Cher fils, je t’enseigne que tu aimes et honores ta mère, et que tu retiennes volontiers et observes ses bons enseignements, et sois enclin à croire ses bons conseils. Aime tes frères et veuille toujours leur bien et leur avancement, et leur tiens lieu de père pour les enseigner à tous biens, mais prends garde que, par amour pour qui que ce soit, tu ne déclines de bien faire, ni ne fasses chose que tu ne doives.
Cher fils, je t’enseigne que les bénéfices de saint Eglise que tu auras à donner, que tu les donnes à bonnes personnes par grand conseil de prud’hommes ; et il me semble qu’il vaut mieux les donner à ceux qui n’ont aucunes prébendes qu’à ceux qui en ont déjà ; car si tu les cherches bien, tu trouveras assez de ceux qui n’ont rien et en qui le don sera bien employé.
Cher fils, je t’enseigne que tu te défendes, autant que tu pourras, d’avoir guerre avec nul chrétien ; et si l’on te fait tort, essaie plusieurs voies pour savoir si tu ne pourras trouver moyen de recouvrer ton droit avant de faire guerre, et fasse attention que ce soit pour éviter les péchés qui se font en guerre. Et s’il advient que tu doives la faire, ou parce qu’un de tes hommes manque en ta cour de s’emparer de ses droits, ou qu’il fasse tort à quelque église ou à quelque pauvre personne ou à qui que ce soit et ne veuille pas faire amende, ou pour n’importe quel autre cas raisonnable pour lequel il te faut faire la guerre, commande diligemment que les pauvres gens qui ne sont pas coupables de forfaiture soient protégés et que dommage ne leur vienne ni par incendie ni par autre chose ; car il te vaudrait mieux contraindre le malfaiteur en prenant ses possessions, ses villes ou ses châteaux par force de siège. Et garde que tu sois bien conseillé avant de déclarer la guerre, que la cause en soit tout à fait raisonnable, que tu aies bien averti le malfaiteur et que tu aies assez attendu, comme tu le devras.

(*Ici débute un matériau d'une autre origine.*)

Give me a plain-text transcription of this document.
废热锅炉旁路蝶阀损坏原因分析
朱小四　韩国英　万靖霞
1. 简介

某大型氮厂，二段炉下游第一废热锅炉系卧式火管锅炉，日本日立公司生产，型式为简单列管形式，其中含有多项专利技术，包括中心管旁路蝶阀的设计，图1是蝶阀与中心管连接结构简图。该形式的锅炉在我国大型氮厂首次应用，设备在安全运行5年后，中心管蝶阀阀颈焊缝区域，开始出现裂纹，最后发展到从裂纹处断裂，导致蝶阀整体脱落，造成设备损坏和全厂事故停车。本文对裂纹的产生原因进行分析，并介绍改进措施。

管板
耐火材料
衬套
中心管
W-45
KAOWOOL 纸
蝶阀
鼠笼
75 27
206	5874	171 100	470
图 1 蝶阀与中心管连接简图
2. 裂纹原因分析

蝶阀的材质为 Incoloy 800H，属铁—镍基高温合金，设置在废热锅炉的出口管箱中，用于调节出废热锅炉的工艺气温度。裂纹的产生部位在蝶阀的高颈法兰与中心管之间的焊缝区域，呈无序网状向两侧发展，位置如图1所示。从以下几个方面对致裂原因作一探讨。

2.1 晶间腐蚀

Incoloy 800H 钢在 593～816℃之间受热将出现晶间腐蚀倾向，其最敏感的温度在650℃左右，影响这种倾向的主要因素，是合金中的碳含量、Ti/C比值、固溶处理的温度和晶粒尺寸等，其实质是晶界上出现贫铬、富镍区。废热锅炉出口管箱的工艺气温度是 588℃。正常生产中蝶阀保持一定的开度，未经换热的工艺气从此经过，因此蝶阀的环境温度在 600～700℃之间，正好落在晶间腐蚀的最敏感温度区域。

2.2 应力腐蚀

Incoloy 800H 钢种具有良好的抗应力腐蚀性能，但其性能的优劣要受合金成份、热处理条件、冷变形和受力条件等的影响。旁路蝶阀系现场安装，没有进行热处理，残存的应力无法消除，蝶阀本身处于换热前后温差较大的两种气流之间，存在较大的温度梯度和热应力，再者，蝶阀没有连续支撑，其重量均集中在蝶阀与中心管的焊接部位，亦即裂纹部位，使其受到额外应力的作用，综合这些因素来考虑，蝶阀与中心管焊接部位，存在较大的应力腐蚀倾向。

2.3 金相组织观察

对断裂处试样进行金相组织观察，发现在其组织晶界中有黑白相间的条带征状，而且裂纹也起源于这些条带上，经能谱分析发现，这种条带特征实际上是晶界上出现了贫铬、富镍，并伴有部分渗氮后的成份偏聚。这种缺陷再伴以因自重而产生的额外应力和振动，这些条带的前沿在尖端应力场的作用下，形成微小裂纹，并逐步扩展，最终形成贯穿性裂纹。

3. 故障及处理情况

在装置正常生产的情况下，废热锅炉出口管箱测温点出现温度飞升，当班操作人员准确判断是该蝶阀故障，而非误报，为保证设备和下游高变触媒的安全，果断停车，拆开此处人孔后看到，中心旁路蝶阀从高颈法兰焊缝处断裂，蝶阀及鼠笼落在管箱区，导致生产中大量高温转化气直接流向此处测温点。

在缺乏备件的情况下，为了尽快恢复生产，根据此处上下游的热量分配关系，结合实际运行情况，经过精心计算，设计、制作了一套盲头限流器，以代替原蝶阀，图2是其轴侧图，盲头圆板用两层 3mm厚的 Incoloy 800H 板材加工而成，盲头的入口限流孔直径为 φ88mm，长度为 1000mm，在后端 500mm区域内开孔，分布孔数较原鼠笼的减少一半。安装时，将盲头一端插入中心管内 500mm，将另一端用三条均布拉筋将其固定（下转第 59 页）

Cher fils, je t’enseigne que les guerres et les luttes qui seront en ta terre ou entre tes hommes, que tu te donnes la peine, autant que tu le pourras, de les apaiser, car c’est une chose qui plaît beaucoup à Notre Seigneur. Et Monsieur saint Martin nous en a donné un très grand exemple car, au moment où il savait par Notre Seigneur qu’il devait mourir, il est allé faire la paix entre les clercs de son archevêché, et il lui a semblé en le faisant qu’il mettait bonne fin à sa vie.
Cher fils, prends garde diligemment qu’il y ait bons baillis et bons prévôts en ta terre, et fais souvent prendre garde qu’ils fassent bien justice et qu’ils ne fassent à autrui tort ni chose qu’ils ne doivent. De même, ceux qui sont en ton hôtel, fais prendre garde qu’ils ne fassent injustice à personne car, combien que tu dois haïr le mal qui existe en autrui, tu dois haïr davantage celui qui viendrait de ceux qui auraient reçu leur pouvoir de toi, et tu dois garder et défendre davantage que cela n’advienne.
Cher fils, je t’enseigne que tu sois toujours dévoué à l’Eglise de Rome et à notre saint-père le pape, et lui portes respect et honneur comme tu le dois à ton père spirituel.
Cher fils, donne volontiers pouvoir aux gens de bonne volonté qui en sachent bien user, et mets grande peine à ce que les péchés soient supprimés en ta terre, c’est-à-dire les vilains serments et toute chose qui se fait ou se dit contre Dieu ou Notre-Dame ou les saints : péchés de corps, jeux de dés, tavernes ou autres péchés. Fais abattre tout ceci en ta terre sagement et en bonne manière. Fais chasser les hérétiques et les autres mauvais gens de ta terre autant que tu le pourras en requérant comme il le faut le sage conseil des bonnes gens afin que ta terre en soit purgée.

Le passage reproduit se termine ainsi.